A autora, entretanto, não faz um romance político ou panfletário. E nem sequer um romance histórico. Seu objetivo é refletir sobre a história recente e medir suas influências.
Jogo constante
E tudo transcorre nesse ritmo, num minimalismo que orienta e conduz o leitor pelos caminhos nem sempre iluminados da trama. Há um jogo de constantes surpresas quanto a previsibilidade dos personagens. Manfred tem tudo, inclusive substância cultural e um diploma de engenharia de uma universidade americana, para ser um homem brilhante, um líder de seu grupo social, mas não chega a tanto. Lotta se prepara para ser uma revolucionária socialista, mudar a face de um país injusto e desigual, mas também deita por terra seus sonhos e desejos. Kalu, moça pobre do Norte do país, bolinada pelo pai e refugiada numa pensão não lá honesta, se destina à prostituição, mas se faz chef de cozinha.
Não que todos fracassem, ou decepcionem o leitor ao driblarem os destinos previsíveis, como perfeitos anti-heróis. O país, ou melhor, sua história é que vai desenhando novos possíveis futuros. Sem maniqueísmo barato — pobres bons e ricos malvados —, Eliana nos revela as imensas e incontáveis possibilidades de vidas dentro de uma sociedade complexa. E o Brasil definitivamente não comporta ingenuidades.
Um antigo samba de Noel Rosa, Samba da boa vontade, compara o Brasil “a uma criança perdulária, que anda sem vintém, mas tem a mãe que é milionária”. O romance Nuvem negra, por sua intensa modernidade, confirma a atualidade dos versos do Poeta da Vila. Este país continua insistindo na capacidade de triturar pessoas, sonhos e riquezas. As cenas passadas em Serra Pelada ilustram bem essa determinante para o retrocesso. Os homens encontram e perdem fortunas com a mesma facilidade com que chegam e partem do lugar. Não deixam sequer histórias, pois as vidas são sempre recorrências de vidas anteriores. Nada é permanente neste eterno reino do provisório.

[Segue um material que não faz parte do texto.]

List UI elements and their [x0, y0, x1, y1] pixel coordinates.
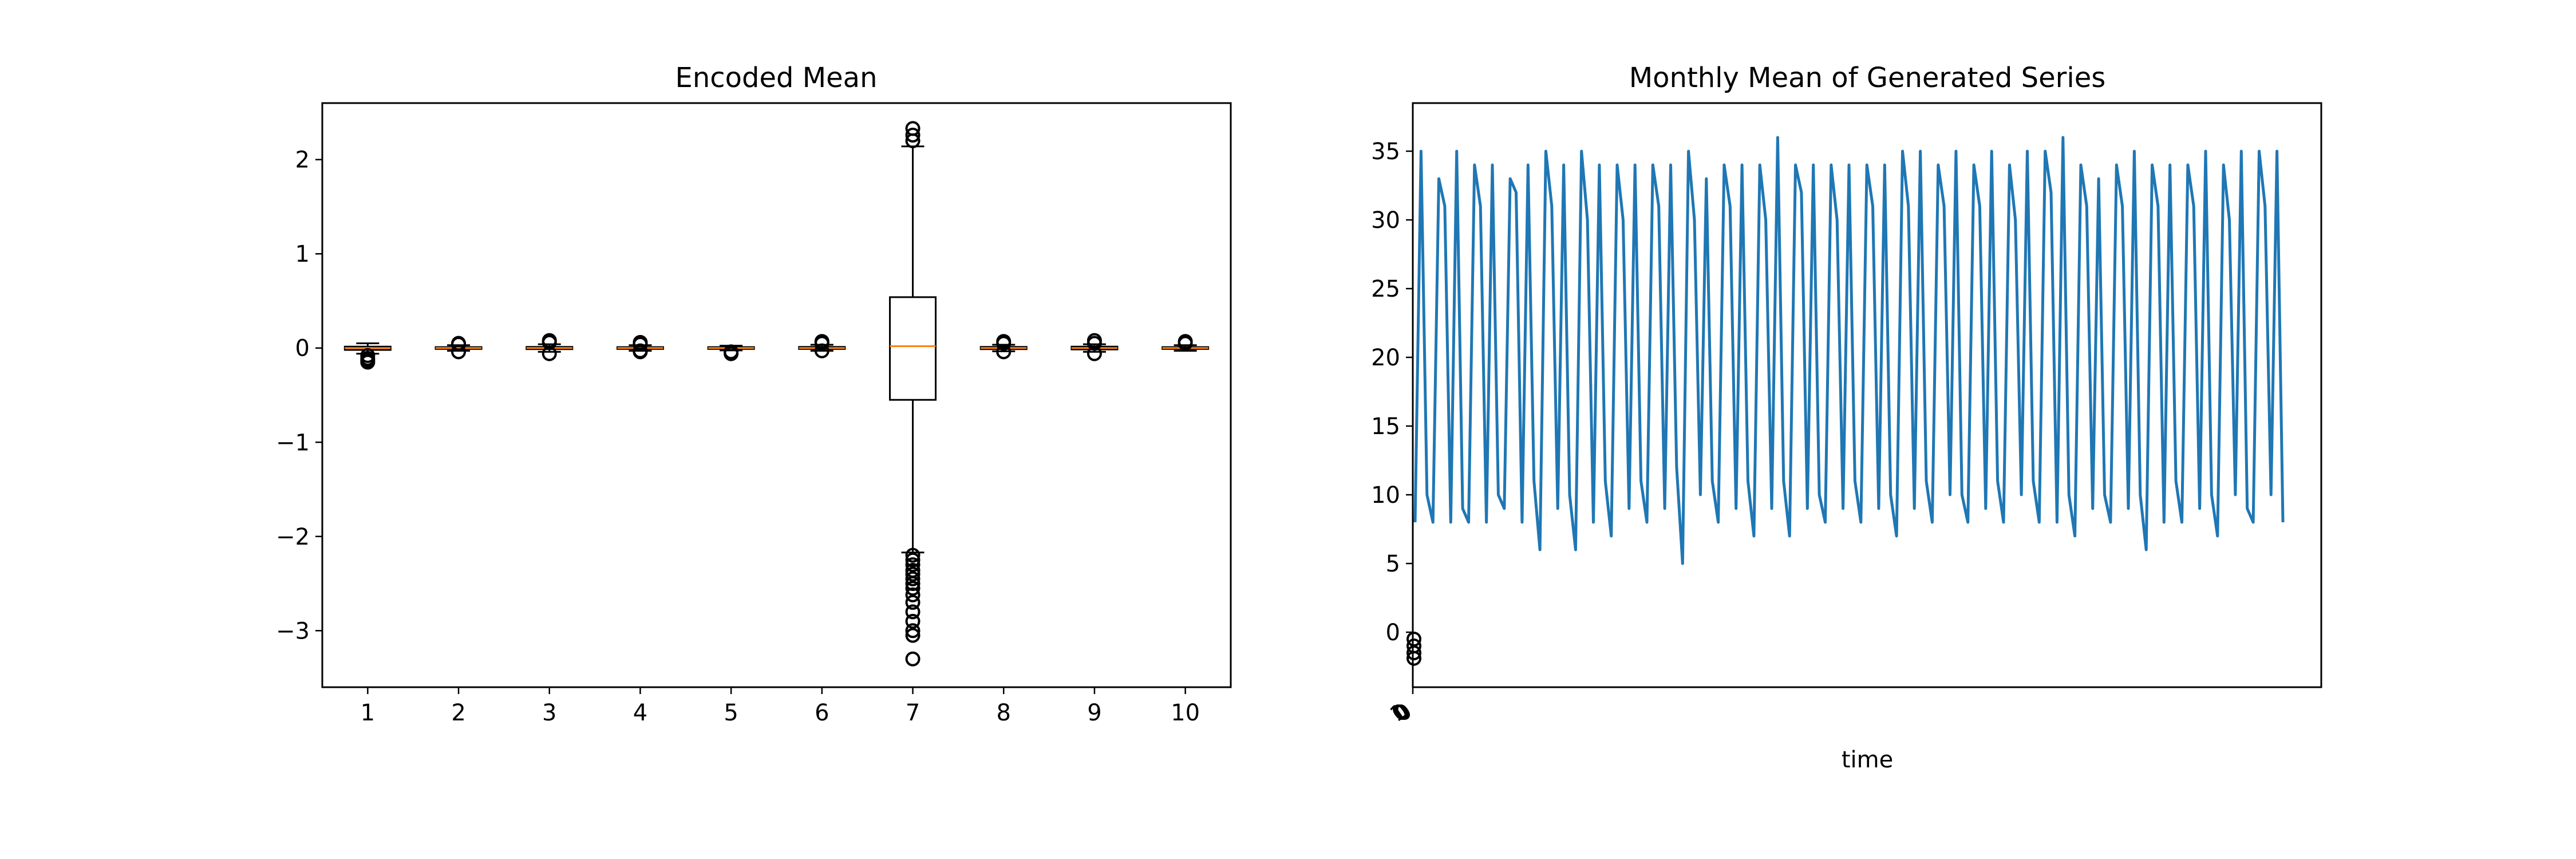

Eliana Cardoso é uma excelente malabarista das palavras. Com certa poesia e certo lirismo — um lirismo até melancólico — nos oferece uma visão real, às vezes cruel até, de uma gente nascida e crescida sob o signo da saudade de um futuro que está por vir, sempre por vir. É o nosso sebastianismo atávico em sua plenitude. Um romance que está muito além do mero exercício ficcional. Um texto brilhante.